Certains voient en ce jeu les prémices d’une nouvelle alliance pour faire face à la puissance de feu de l’EIGS. Ce qui serait fort semblable au jeu qui fut fait en 2012 lorsque rébellion touareg et mouvance salafiste s’étaient alliés pour chasser l’Armée malienne des régions du nord. Pour l’instant, il s’agirait surtout d’une prise de contact et d’une sorte de clarification des positions car tout naturellement, les cadres d’AQMI et ceux des mouvements signataires de l’Accord ont plus d’accointances entre eux qu’avec ceux de Daech.
Clarification, c’est cela que la communauté internationale devait imposer aux groupes rebelles du nord malien, à la suite du succès militaire de Serval. Car, on le constate encore aujourd’hui, souvent il est difficile de faire le distinguo entre rebelles et terroristes. Rappelons tout simplement que, par exemple, Iyad Ag Ghaly, targui ifoghas, fait partie des notables de Kidal, bien qu’il soit également chef d’une mouvance terroriste. De ce fait, il garde des liens très forts avec des parents qui se trouveraient de l’autre côté de la cartographie des groupes armés, à savoir la rébellion. Également, le HCUA est issu d’une scission d’Ansar Dine, le groupe originel d’Iyad, au plus fort de l’occupation du septentrion malien. De ce fait, aujourd’hui, l’on assiste à un retour de Boomerang. Une minorité d’individus armés tiennent en haleine tout un pays pour des revendications chimériques.
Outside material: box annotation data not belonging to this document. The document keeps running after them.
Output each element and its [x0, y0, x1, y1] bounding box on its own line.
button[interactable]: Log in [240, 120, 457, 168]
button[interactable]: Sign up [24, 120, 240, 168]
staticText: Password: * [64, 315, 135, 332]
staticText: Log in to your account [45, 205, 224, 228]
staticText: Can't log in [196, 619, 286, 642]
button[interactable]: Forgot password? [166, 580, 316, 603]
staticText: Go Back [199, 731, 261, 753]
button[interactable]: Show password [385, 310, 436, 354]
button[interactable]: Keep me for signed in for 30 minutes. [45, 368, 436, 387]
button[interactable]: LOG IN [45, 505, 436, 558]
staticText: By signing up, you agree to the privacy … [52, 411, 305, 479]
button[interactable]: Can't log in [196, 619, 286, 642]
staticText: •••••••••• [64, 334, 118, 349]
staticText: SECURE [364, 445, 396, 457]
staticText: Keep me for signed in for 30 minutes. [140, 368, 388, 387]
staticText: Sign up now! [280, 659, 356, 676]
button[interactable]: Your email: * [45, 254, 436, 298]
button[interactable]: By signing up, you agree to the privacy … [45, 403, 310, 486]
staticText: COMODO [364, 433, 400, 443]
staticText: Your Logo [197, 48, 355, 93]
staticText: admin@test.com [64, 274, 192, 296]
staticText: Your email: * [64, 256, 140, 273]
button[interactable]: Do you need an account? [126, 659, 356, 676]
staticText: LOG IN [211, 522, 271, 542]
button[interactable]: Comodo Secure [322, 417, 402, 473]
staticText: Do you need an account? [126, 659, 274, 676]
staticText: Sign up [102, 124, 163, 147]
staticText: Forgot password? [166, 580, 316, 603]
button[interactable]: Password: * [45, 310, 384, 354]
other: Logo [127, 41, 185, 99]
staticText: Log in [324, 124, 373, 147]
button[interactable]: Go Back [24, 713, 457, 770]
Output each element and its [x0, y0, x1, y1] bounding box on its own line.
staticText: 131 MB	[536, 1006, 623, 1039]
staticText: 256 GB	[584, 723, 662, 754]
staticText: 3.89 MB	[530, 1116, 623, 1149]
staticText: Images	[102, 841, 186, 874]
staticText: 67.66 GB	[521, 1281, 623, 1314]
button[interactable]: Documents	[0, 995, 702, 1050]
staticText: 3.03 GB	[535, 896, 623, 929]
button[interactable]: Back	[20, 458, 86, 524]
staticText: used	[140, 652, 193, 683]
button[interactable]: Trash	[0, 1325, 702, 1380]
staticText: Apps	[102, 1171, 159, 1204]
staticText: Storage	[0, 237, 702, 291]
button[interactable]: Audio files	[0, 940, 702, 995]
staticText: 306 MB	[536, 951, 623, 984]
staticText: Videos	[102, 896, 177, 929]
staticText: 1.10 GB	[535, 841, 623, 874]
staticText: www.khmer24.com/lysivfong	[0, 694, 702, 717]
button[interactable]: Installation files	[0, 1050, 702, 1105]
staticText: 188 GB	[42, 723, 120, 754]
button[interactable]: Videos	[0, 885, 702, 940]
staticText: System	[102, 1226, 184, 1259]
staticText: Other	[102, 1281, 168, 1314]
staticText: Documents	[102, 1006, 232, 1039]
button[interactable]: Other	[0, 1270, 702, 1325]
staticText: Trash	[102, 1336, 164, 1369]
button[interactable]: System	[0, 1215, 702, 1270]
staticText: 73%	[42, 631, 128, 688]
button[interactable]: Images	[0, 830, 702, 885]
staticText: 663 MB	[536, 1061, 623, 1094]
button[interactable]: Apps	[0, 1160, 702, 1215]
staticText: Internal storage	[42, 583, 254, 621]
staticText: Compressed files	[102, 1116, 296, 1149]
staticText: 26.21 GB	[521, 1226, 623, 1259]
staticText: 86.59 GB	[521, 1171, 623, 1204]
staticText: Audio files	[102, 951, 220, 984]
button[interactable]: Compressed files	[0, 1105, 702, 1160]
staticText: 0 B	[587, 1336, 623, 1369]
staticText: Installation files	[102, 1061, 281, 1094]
Dans des conditions aussi complexes, que doit faire l’État malien ?
L’Accord pour la paix et la réconciliation doit bel et bien être pris en compte malgré les énormes insuffisances, incohérences, et même dangerosité qu’il comporte pour le caractère unitaire de l’État malien. Il faut, tout de même reconnaitre, la grande part de responsabilité des gouvernements successifs dans le pourrissement de la situation. De très longue date, et au fil des ans, le Mali n’aura pas été à la hauteur de la particularité de son territoire et de son destin sécuritaire. Le grand nord fut négligé, tout comme d’ailleurs, d’autres régions du Mali. À l’exception près que le septentrion malien fait face à des périls dont l’addition fut des rébellions quasi cycliques, des trafics de tout genre, et plus récemment le phénomène de l’extrémisme violent armé. Il fut aussi victime des maux de la gouvernance avec son lot de corruption et de détournement de deniers publics. De ce fait, le grand nord devait faire l’objet d’une attention particulière.
Au lieu de cela, la gouvernance prit comme siège et comme application Bamako, en occultant l’immensité du territoire national. Le terrain est très peu investi, et des pans entiers furent délaissés.
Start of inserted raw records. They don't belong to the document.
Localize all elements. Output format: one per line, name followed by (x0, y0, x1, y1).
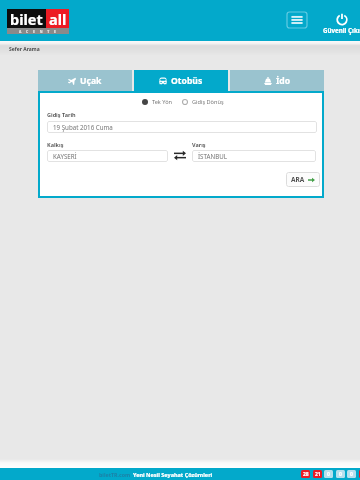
button[interactable]: KAYSERİ (47, 150, 168, 162)
staticText: Varış (192, 141, 206, 148)
staticText: Uçak (80, 75, 102, 87)
staticText: Yeni Nesil Seyahat Çözümleri (133, 471, 213, 478)
button[interactable]: Güvenli Çıkış (320, 11, 360, 37)
staticText: 19 Şubat 2016 Cuma (53, 123, 113, 131)
staticText: ACENTE (19, 29, 61, 34)
button[interactable]: ARA (286, 172, 320, 187)
staticText: Otobüs (171, 75, 203, 87)
button[interactable]: 21 (313, 470, 322, 478)
staticText: İdo (276, 75, 291, 87)
staticText: KAYSERİ (53, 152, 77, 160)
button[interactable]: 0 (347, 470, 356, 478)
staticText: Güvenli Çıkış (323, 26, 360, 34)
button[interactable]: İSTANBUL (192, 150, 316, 162)
staticText: all (49, 9, 67, 28)
staticText: İSTANBUL (198, 152, 227, 160)
button[interactable]: Otobüs (134, 70, 228, 92)
button[interactable]: Tek Yön (142, 98, 173, 106)
button[interactable]: İdo (230, 70, 324, 92)
staticText: Sefer Arama (9, 46, 40, 53)
staticText: 0 (339, 471, 342, 478)
staticText: Tek Yön (152, 98, 173, 106)
button[interactable]: 1 (359, 470, 360, 478)
staticText: Gidiş Dönüş (192, 98, 224, 106)
staticText: biletTR.com (99, 471, 131, 478)
staticText: 0 (350, 471, 353, 478)
staticText: Gidiş Tarih (47, 111, 76, 118)
staticText: 28 (303, 471, 309, 478)
button[interactable]: 28 (301, 470, 310, 478)
staticText: 21 (315, 471, 321, 478)
button[interactable]: Menu (287, 12, 307, 28)
button[interactable]: Gidiş Dönüş (182, 98, 224, 106)
button[interactable]: 0 (324, 470, 333, 478)
button[interactable]: Uçak (38, 70, 132, 92)
button[interactable]: 19 Şubat 2016 Cuma (47, 121, 317, 133)
staticText: bilet (10, 9, 43, 28)
button[interactable]: Swap origin and destination (174, 151, 186, 160)
staticText: 0 (327, 471, 330, 478)
staticText: ARA (291, 175, 305, 184)
button[interactable]: 0 (336, 470, 345, 478)
staticText: Kalkış (47, 141, 64, 148)
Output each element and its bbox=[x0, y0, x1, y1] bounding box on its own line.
Aujourd’hui, point d’autres perspectives que de placer la bonne gouvernance au cœur de toutes politiques institutionnelles. En appliquant le mieux possible l’Accord, tout en renouant avec les caractères clés d’un État sérieux et soucieux de bien-être de ses populations. Et lorsque le constat sera fait que l’État malien aura joué sa partition dans le processus de paix, il aura du crédit auprès de la communauté internationale, de la légitimité auprès des populations locales, et la coercition d’exiger que tous ceux qui seront sur son territoire respectent les lois de la République.